Osteoectasia familial
Overview
Familial osteoectasia (juvenile Paget disease, hyperostosis corticalis deformans juvenilis, chronic congenital idiopathic hyperphosphatasemia) is a familial disorder that manifests early in life with a large head due to a extremely thick calvaria with islands of increased none density.
Symptoms
* Blue sclerae * Deafness * Growth deficiency * Enlarged bone ends * Broadened bone shafts
Causes
The disease occurs worldwide, but is more common in Europe, Australia, and New Zealand, where it’s seen in up to 5% of the elderly population. Although its exact cause is unknown, one theory holds that early viral infection causes a dormant skeletal infection that erupts many years later as Paget’s disease. Genetic factors are also suspected.
Diagnosis
X-rays taken before overt symptoms develop show increased bone expansion and density. A bone scan, which is more sensitive than X-rays, clearly shows early pagetic lesions (radioisotope collects around areas of active disease). Computed tomography scan or magnetic resonance imaging shows extra bony extension if sarcomatous degeneration occurs.

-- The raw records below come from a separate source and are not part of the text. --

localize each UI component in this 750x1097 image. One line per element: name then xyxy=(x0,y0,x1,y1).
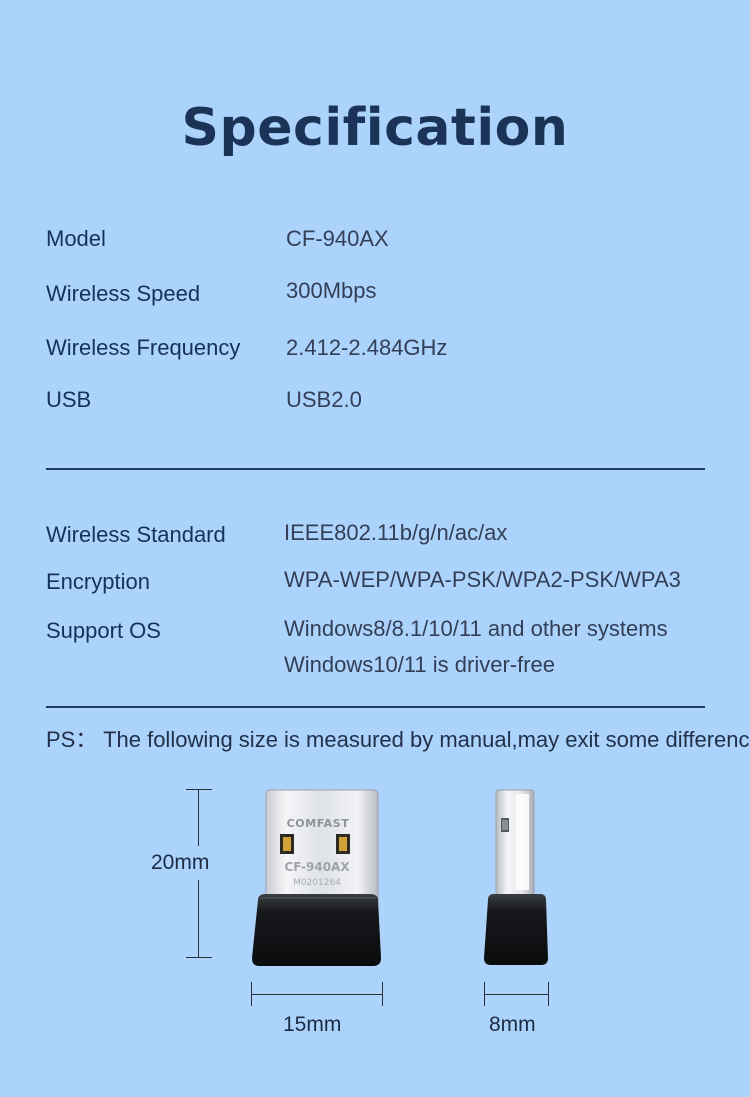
section-divider xyxy=(46,468,705,470)
width-dimension-label: 15mm xyxy=(283,1013,342,1036)
spec-label: Support OS xyxy=(46,618,161,643)
spec-value: WPA-WEP/WPA-PSK/WPA2-PSK/WPA3 xyxy=(284,567,681,592)
spec-label: Wireless Standard xyxy=(46,522,226,547)
usb-adapter-front-image: COMFAST CF-940AX M0201264 xyxy=(252,789,381,966)
spec-label: Model xyxy=(46,226,106,251)
spec-label: USB xyxy=(46,387,92,412)
dimension-cap-right xyxy=(382,982,383,1006)
usb-adapter-side-image xyxy=(484,789,548,965)
dimension-cap-top xyxy=(186,789,212,790)
ps-note: PS： The following size is measured by ma… xyxy=(46,727,750,752)
dimension-line xyxy=(198,880,199,957)
model-print: CF-940AX xyxy=(284,860,350,874)
brand-print: COMFAST xyxy=(287,817,350,830)
spec-value: CF-940AX xyxy=(286,226,389,251)
dimension-line xyxy=(484,994,548,995)
spec-label: Wireless Speed xyxy=(46,281,201,306)
dimension-line xyxy=(251,994,382,995)
spec-value: 2.412-2.484GHz xyxy=(286,335,448,360)
spec-value-line2: Windows10/11 is driver-free xyxy=(284,652,556,677)
section-divider xyxy=(46,706,705,708)
height-dimension-label: 20mm xyxy=(151,851,210,874)
serial-print: M0201264 xyxy=(293,878,341,888)
thickness-dimension-label: 8mm xyxy=(489,1013,536,1036)
spec-label: Encryption xyxy=(46,569,150,594)
dimension-line xyxy=(198,789,199,846)
spec-label: Wireless Frequency xyxy=(46,335,241,360)
spec-value: Windows8/8.1/10/11 and other systems xyxy=(284,616,668,641)
dimension-cap-right xyxy=(548,982,549,1006)
spec-value: USB2.0 xyxy=(286,387,362,412)
spec-value: 300Mbps xyxy=(286,278,377,303)
spec-value: IEEE802.11b/g/n/ac/ax xyxy=(284,520,508,545)
dimension-cap-bottom xyxy=(186,957,212,958)
page-title: Specification xyxy=(181,98,569,158)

Bone biopsy reveals characteristic mosaic pattern. Other laboratory findings include: ❑ elevated serum alkaline phosphatase levels (an index of osteoblastic activity and bone formation) ❑ elevated serum calcium. Increasing use of routine chemistry screens (including serum alkaline phosphatase) is making early diagnosis more common. Serum osteocalcin and N-telopeptide are usually increased.
Treatment
Primary treatment consists of drug therapy and includes one of the following: ❑ Calcitonin (subcutaneously or intranasally) is used to retard bone resorption (which relieves bone lesions) and reduce levels of serum alkaline phosphate and urinary hydroxyproline secretion. Although calcitonin therapy requires long-term maintenance, improvement is noticeable after the first few weeks of treatment. ❑ Bisphosphonates, such as etidronate, alendronate, pamidronate, tiludronate, and risedronate, produce rapid reduction in bone turnover and relieve pain. They also reduce serum alkaline phosphate and urinary hydroxyproline secretion. Therapy produces noticeable improvement after 1 to 3 months. ❑ Plicamycin, a cytotoxic antibiotic, is used to decrease calcium, urinary hydroxyproline, and serum alkaline phosphatase. It produces remission of symptoms within 2 weeks and biochemical improvement in 1 to 2 months. Plicamycin is used to control the disease and is reserved for severe cases with neurologic compromise and for those resistant to other therapies. However, it may destroy platelets or compromise renal function. Orthopedic surgery is used to correct specific deformities in severe cases, reduce or prevent pathologic fractures, correct secondary deformities, or relieve neurologic impairment. Joint replacement is difficult because bonding material (methyl methacrylate) doesn’t set properly on pagetic bone. Other treatment varies according to symptoms. Analgesics or nonsteroidal anti-inflammatory drugs may be given to control pain.